The EFSI aims to overcome the current investment gap in the European Union (EU) by mobilising private financing for strategic investments which the market cannot finance alone. It will support strategic investments in infrastructure as well as risk finance for small businesses.
The fund will focus its financing on investments in infrastructure and innovation, as well as finance for Small- and Medium- sized Enterprises (SMEs).
The European Commission expects the Investment Plan will mobilise at least €315 billion in additional investment in Europe over the next three years.
The EU will provide €21 billion in initial funding – a €16 billion guarantee, to be authorised via an EU Regulation - and the European Investment Bank's (EIB) own resources (€5 billion). The fund will be set up within existing EIB Group structures, allowing it to start quickly and to benefit from the EIB's experience.
The EFSI will have two main focuses: Infrastructure and Innovation (managed by the EIB), and SMEs (managed by the EIB and the EIF).
What is the timeline?
- On 28 May, EU legislators reached a political agreement on the Regulation for a European Fund for Strategic Investments(EFSI). This is just four and a half months after the Commission adopted the legislative proposal on 13 January. Member States unanimously endorsed it on 10 March and the European Parliament voted in committee on 20 April.
- EU Finance Ministers approved the Regulation at the ECOFIN Council on 19 June, and the European Parliament plenary voted in favour of the Regulation on 24 June. This allows the EFSI to be operational by September as planned.
- In line with the European Council conclusions of December 2014, which invited the European Investment Bank (EIB) Group to "start activities by using its own funds as of January 2015", the EIB has already announced several projects to be pre-financed in the context of the Investment Plan for Europe, in which it is the Commission's strategic partner.
What types of projects are eligible for financing?
- Must have high societal and economic value contributing to EU policy objective
- Must attract private capital by addressing market failures.
- Must come on top of existing EIB and EU financing possibilities.
- Must be economically and technically viable.
- Must be consistent with EU state aid rules.
- Some examples of key growth-enhancing areas being targeted by the EFSI are:
- Infrastructure (transport, energy, digital, environment, urban and social sectors)
- Education and training, health, R&D, ICT, innovation
- Renewable energy and energy efficiency
- Support to SMEs and mid-cap companies.
How can I submit a request for financing?
- Anyone – not just Member States - can submit their request for financing to the EIB for Infrastructure and Innovation investments, and to the EIF for SMEs equity or guarantee instruments.
- Project promoters can contact the EIB and EIF directly – they do not need to pass via a local authority or government.
What is the due diligence and project selection process?

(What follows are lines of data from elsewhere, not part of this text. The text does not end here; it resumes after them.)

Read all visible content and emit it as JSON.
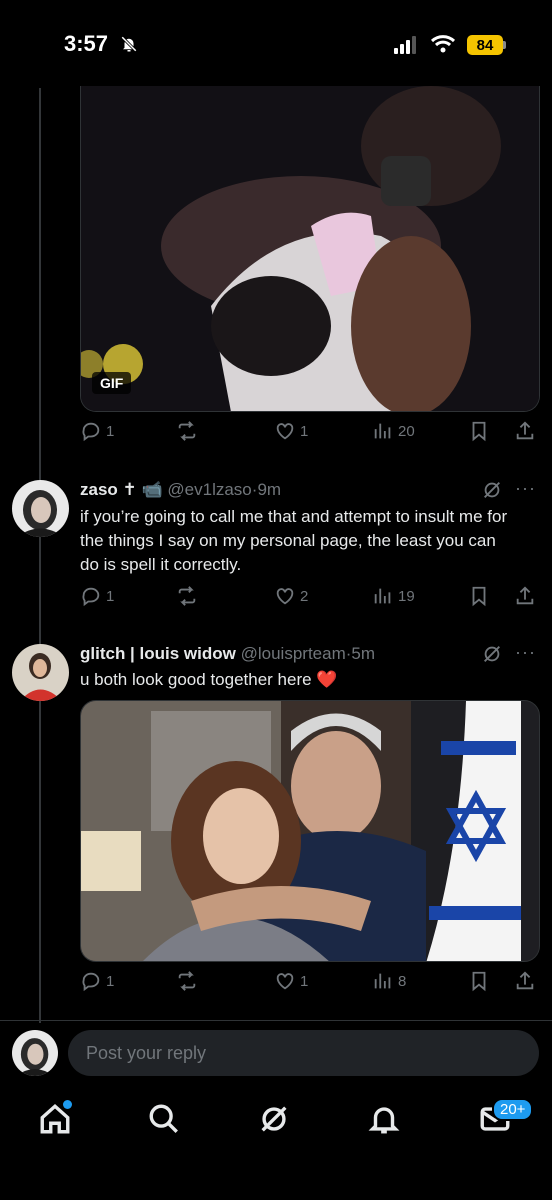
{
  "status_bar": {
    "time": "3:57",
    "battery": "84"
  },
  "gif_post": {
    "badge": "GIF",
    "replies": "1",
    "retweets": "",
    "likes": "1",
    "views": "20"
  },
  "tweets": [
    {
      "name": "zaso",
      "name_emoji": "✝ 📹",
      "handle": "@ev1lzaso",
      "time": "9m",
      "text": "if you’re going to call me that and attempt to insult me for the things I say on my personal page, the least you can do is spell it correctly.",
      "replies": "1",
      "likes": "2",
      "views": "19"
    },
    {
      "name": "glitch | louis widow",
      "handle": "@louisprteam",
      "time": "5m",
      "text": "u both look good together here",
      "text_emoji": "❤️",
      "replies": "1",
      "likes": "1",
      "views": "8"
    }
  ],
  "reply_box": {
    "placeholder": "Post your reply"
  },
  "nav": {
    "messages_badge": "20+"
  },
  "colors": {
    "accent": "#1d9bf0",
    "muted": "#71767b",
    "battery": "#f5c400",
    "heart": "#e0245e"
  },
  "icons": [
    "bell-slash-icon",
    "signal-icon",
    "wifi-icon",
    "reply-icon",
    "retweet-icon",
    "heart-icon",
    "views-icon",
    "bookmark-icon",
    "share-icon",
    "grok-icon",
    "more-icon",
    "home-icon",
    "search-icon",
    "grok-nav-icon",
    "notifications-icon",
    "messages-icon"
  ]
}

- The EIB / EIF will perform the due diligence analysis of the investment concerned.
- The services of the EIB will seek the approval of the EFSI Investment Committee, which will be responsible for examining potential operations in line with EFSI investment policies and the investment guidelines. They will be responsible for approving the support of the EU guarantee to the EIB in line with EFSI Regulation.

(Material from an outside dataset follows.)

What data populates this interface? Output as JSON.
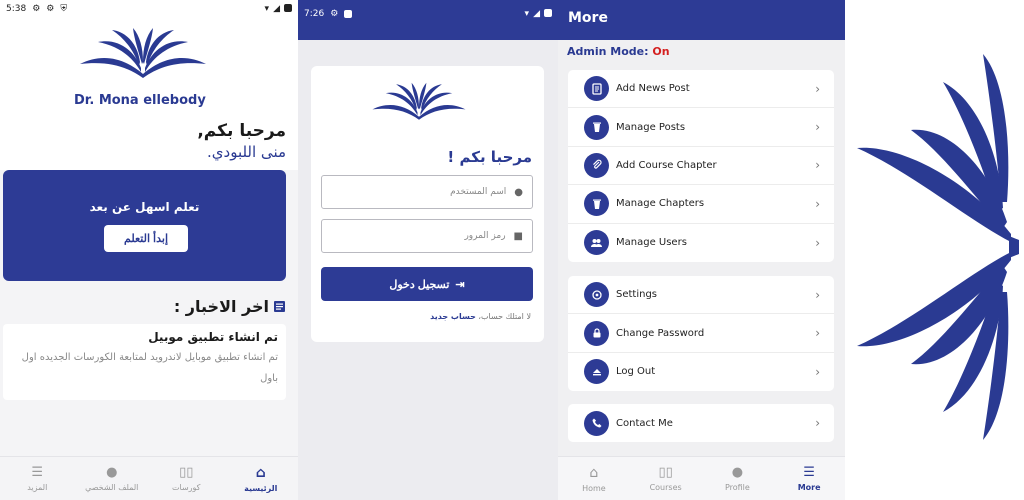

- The EIB / EIF governing bodies will decide on the approval of EIB / EIF financing, in line with EIB / EIF current practices.
How can I contribute as an investor?
- The participation of private sector entities as investors is a key feature of the EFSI.
- Investors could participate in project co-financing, on a risk-sharing basis with EIB covered by EFSI.
- Investors could also participate in Investment Platforms which may be established in the future, notably with the participation of National Promotional Banks.